In Greek mythology, this was a seven-island paradise of the far south, located beyond Ethiopia and India in the Great Ocean stream.  A land of peace and plenty, there was no winter or war, and the isles were rich with forests of ever-fruiting trees.  The inhabitants were beautiful and virtuous, tall and completely hairless except for their heads, chins and brows. The islanders had flexible, rubbery bones, large ears, and split tongues, which allowed them to carry on with two conversations at the same time. They could mimic the sounds of animals and birds, and dressed in rich purple linen robes. The People of the Sun, however, were required to undergo a form of euthanasia at the age of 150. They lay upon magical plant, which brought about a painless, sleep like death. Their lives and bodies were otherwise untouched by death and disease, and accidentally severed limbs could be re-attached by means of magical glue extracted from the blood of the amphisbaena (“According to Greek mythology, the amphisbaena was spawned from the blood that dripped from the Gorgon Medusa's head as Perseus flew over the Libyan Desert with it in his hand”), the magical tortoises that lived on the isles.
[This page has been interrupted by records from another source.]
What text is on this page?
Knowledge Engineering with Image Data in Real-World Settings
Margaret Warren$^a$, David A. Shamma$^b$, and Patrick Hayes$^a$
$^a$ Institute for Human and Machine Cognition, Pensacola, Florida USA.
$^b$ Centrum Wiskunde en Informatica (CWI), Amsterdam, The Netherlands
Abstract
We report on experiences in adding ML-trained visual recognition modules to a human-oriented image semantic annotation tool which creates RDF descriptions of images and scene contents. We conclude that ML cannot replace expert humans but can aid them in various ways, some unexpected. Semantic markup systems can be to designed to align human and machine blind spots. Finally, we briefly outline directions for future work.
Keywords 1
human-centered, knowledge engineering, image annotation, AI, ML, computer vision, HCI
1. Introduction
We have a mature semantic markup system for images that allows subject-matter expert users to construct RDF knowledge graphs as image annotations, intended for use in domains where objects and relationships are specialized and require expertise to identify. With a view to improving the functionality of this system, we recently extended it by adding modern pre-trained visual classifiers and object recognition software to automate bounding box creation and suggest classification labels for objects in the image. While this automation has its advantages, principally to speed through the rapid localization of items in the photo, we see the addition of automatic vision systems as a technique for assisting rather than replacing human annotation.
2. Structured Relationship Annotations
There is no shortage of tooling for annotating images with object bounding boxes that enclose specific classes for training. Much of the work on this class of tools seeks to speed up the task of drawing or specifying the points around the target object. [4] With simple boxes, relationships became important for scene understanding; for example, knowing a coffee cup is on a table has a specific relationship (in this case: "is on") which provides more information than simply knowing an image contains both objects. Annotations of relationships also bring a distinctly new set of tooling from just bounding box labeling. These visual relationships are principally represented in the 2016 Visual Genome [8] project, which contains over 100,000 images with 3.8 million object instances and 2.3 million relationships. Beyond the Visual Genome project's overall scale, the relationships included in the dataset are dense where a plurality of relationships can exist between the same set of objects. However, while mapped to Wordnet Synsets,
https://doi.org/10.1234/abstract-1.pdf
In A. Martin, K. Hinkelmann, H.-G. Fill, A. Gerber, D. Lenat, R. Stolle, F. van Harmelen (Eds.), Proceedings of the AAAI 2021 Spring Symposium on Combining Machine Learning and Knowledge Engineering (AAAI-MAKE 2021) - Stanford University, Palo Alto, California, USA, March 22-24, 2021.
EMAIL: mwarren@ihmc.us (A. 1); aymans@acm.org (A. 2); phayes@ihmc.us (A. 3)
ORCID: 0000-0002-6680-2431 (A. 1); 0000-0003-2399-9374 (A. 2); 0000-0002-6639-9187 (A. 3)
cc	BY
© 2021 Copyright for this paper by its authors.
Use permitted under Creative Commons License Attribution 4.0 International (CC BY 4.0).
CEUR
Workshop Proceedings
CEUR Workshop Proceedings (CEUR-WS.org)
Each of the seven islands was ruled by a king, the oldest man on the island, who at the age of 150 was succeeded by the next eldest in line. The nation possessed no families, as the children were raised communally, in a way that prohibited all knowledge of parentage.  At birth the infants were placed on the back of a magical bird to determine their spiritual disposition. Those who failed the test were rejected and left in wilderness to die.